Plz tell me whats wrong with the function atof() in this problem.
I can use atof to convert a string into floating or double type vaiable. And it is supported by unix. But i m getting Compiler Error for this.

error message : implicit declaration of atof();

plz help me to overcome that problem

[little joey]

You should include <stdlib.h> (in C) or <cstdlib> (in C++). Alternatively you can use sscanf().

[tuman]

Thanks little joey,

But atof() also works with stdio.h in C,

Anyway i get accepted.

[little joey]

Hmm. Well my version of gcc compiles and runs atof() with doubles, but produces some weird results if I don't include <stdlib.h>. If I do, everything is ok.

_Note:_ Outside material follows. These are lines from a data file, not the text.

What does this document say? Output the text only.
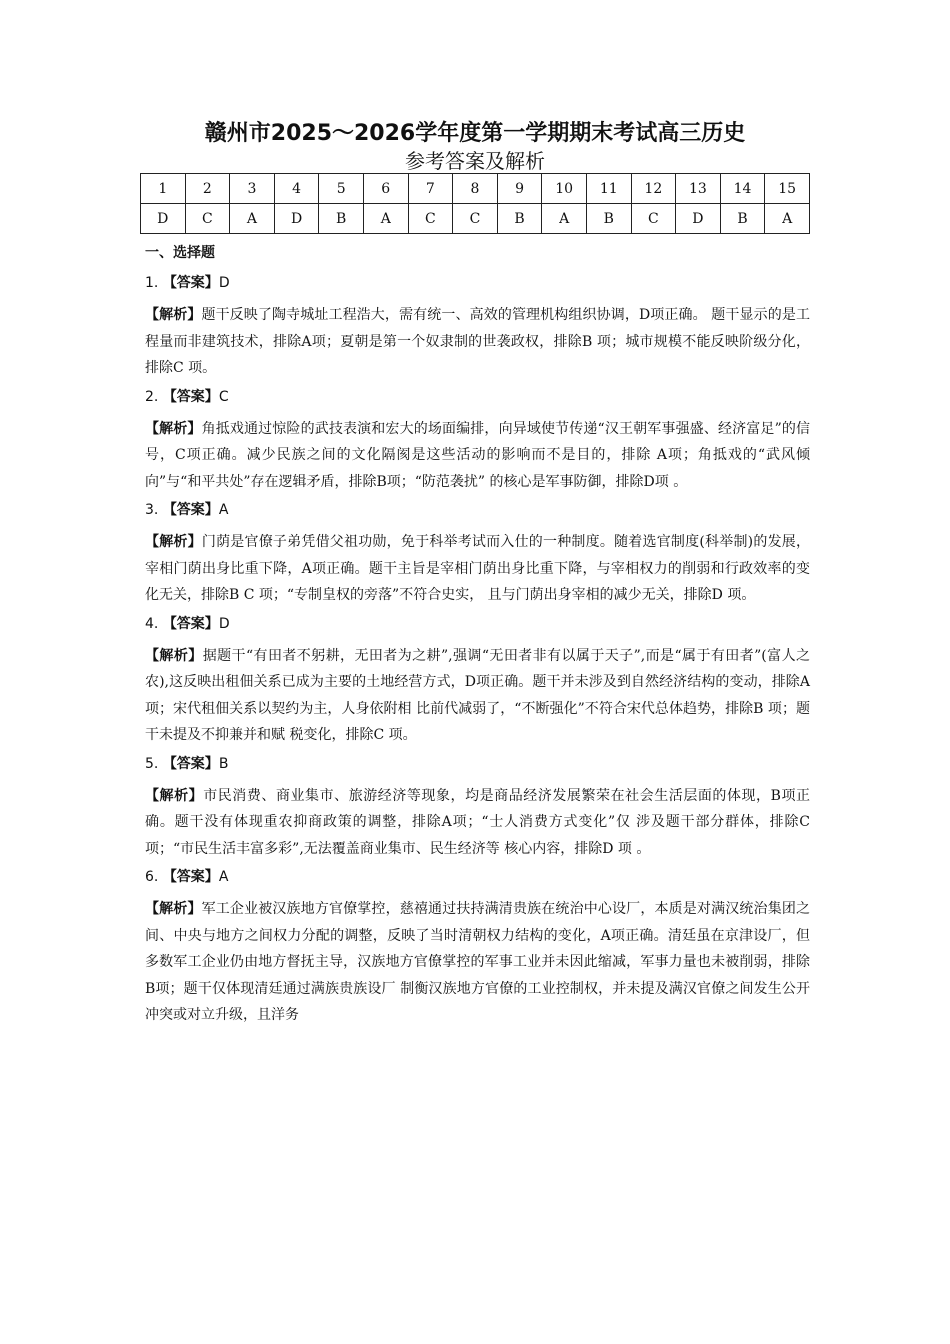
赣州市2025～2026学年度第一学期期末考试高三历史
参考答案及解析
1	2	3	4	5	6	7	8	9	10	11	12	13	14	15
D	C	A	D	B	A	C	C	B	A	B	C	D	B	A
一、选择题
1. 【答案】D
【解析】题干反映了陶寺城址工程浩大，需有统一、高效的管理机构组织协调，D项正确。 题干显示的是工程量而非建筑技术，排除A项；夏朝是第一个奴隶制的世袭政权，排除B 项；城市规模不能反映阶级分化，排除C 项。
2. 【答案】C
【解析】角抵戏通过惊险的武技表演和宏大的场面编排，向异域使节传递“汉王朝军事强盛、经济富足”的信号，C项正确。减少民族之间的文化隔阂是这些活动的影响而不是目的，排除 A项；角抵戏的“武风倾向”与“和平共处”存在逻辑矛盾，排除B项；“防范袭扰” 的核心是军事防御，排除D项 。
3. 【答案】A
【解析】门荫是官僚子弟凭借父祖功勋，免于科举考试而入仕的一种制度。随着选官制度(科举制)的发展，宰相门荫出身比重下降，A项正确。题干主旨是宰相门荫出身比重下降，与宰相权力的削弱和行政效率的变化无关，排除B C 项；“专制皇权的旁落”不符合史实， 且与门荫出身宰相的减少无关，排除D 项。
4. 【答案】D
【解析】据题干“有田者不躬耕，无田者为之耕”,强调“无田者非有以属于天子”,而是“属于有田者”(富人之农),这反映出租佃关系已成为主要的土地经营方式，D项正确。题干并未涉及到自然经济结构的变动，排除A 项；宋代租佃关系以契约为主，人身依附相 比前代减弱了，“不断强化”不符合宋代总体趋势，排除B 项；题干未提及不抑兼并和赋 税变化，排除C 项。
5. 【答案】B
【解析】市民消费、商业集市、旅游经济等现象，均是商品经济发展繁荣在社会生活层面的体现，B项正确。题干没有体现重农抑商政策的调整，排除A项；“士人消费方式变化”仅 涉及题干部分群体，排除C项；“市民生活丰富多彩”,无法覆盖商业集市、民生经济等 核心内容，排除D 项 。
6. 【答案】A
【解析】军工企业被汉族地方官僚掌控，慈禧通过扶持满清贵族在统治中心设厂，本质是对满汉统治集团之间、中央与地方之间权力分配的调整，反映了当时清朝权力结构的变化，A项正确。清廷虽在京津设厂，但多数军工企业仍由地方督抚主导，汉族地方官僚掌控的军事工业并未因此缩减，军事力量也未被削弱，排除B项；题干仅体现清廷通过满族贵族设厂 制衡汉族地方官僚的工业控制权，并未提及满汉官僚之间发生公开冲突或对立升级，且洋务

But maybe some C-guru (mf, krzysztof, misof) can explain that.

[Ankur Handa]

hi i am getting wrong answer in this question , can somebody tell me
where am i going wrong ?


here is the code ..

Code: Select all

#include<cstdio>
#include<iostream>
#include<cmath>
#include<string.h>
#include<stdlib.h>
using namespace std;
long long  Gcd(long long a , long long b)
{
        if(b==0)
                return a;
        else
                return Gcd(b,a%b);
}
int main(void)
{
        long long  num=0,k=0,gcd=0;
        double x,numerator,denom;
        char str[1000];
        int Cnt=1;
        while(1)
        {
                scanf("%lld",&num);
                if(num==-1)
                        break;
                scanf(" %s",str);
                sscanf(str,"%lf",&x);
                k = strlen(str)-2-num;

                double j = (double)(k+num);
                double m = (double)k;

                if(num!=0)
                {
                        long long numd = (long long)(pow(10.0,m)*x);
                        double numx = (double)numd;
                        numerator  = pow(10.0,j)*x - numx;
                        denom      = pow(10.0,j) - pow(10.0,m);
                }
                else
                {
                        numerator = pow(10.0,j)*x;
                        denom     = pow(10.0,j);
                }

                long long y = (long long)numerator;
                long long x = (long long)denom;

                gcd  =  Gcd(x,y);
                numerator/=(double)gcd;
                denom/=(double)gcd;

                printf("Case %d: %.lf/%.lf\n",Cnt,numerator,denom);
                Cnt++;
        }
}

[Ankur Handa]

the code is working for all of the test cases given here ..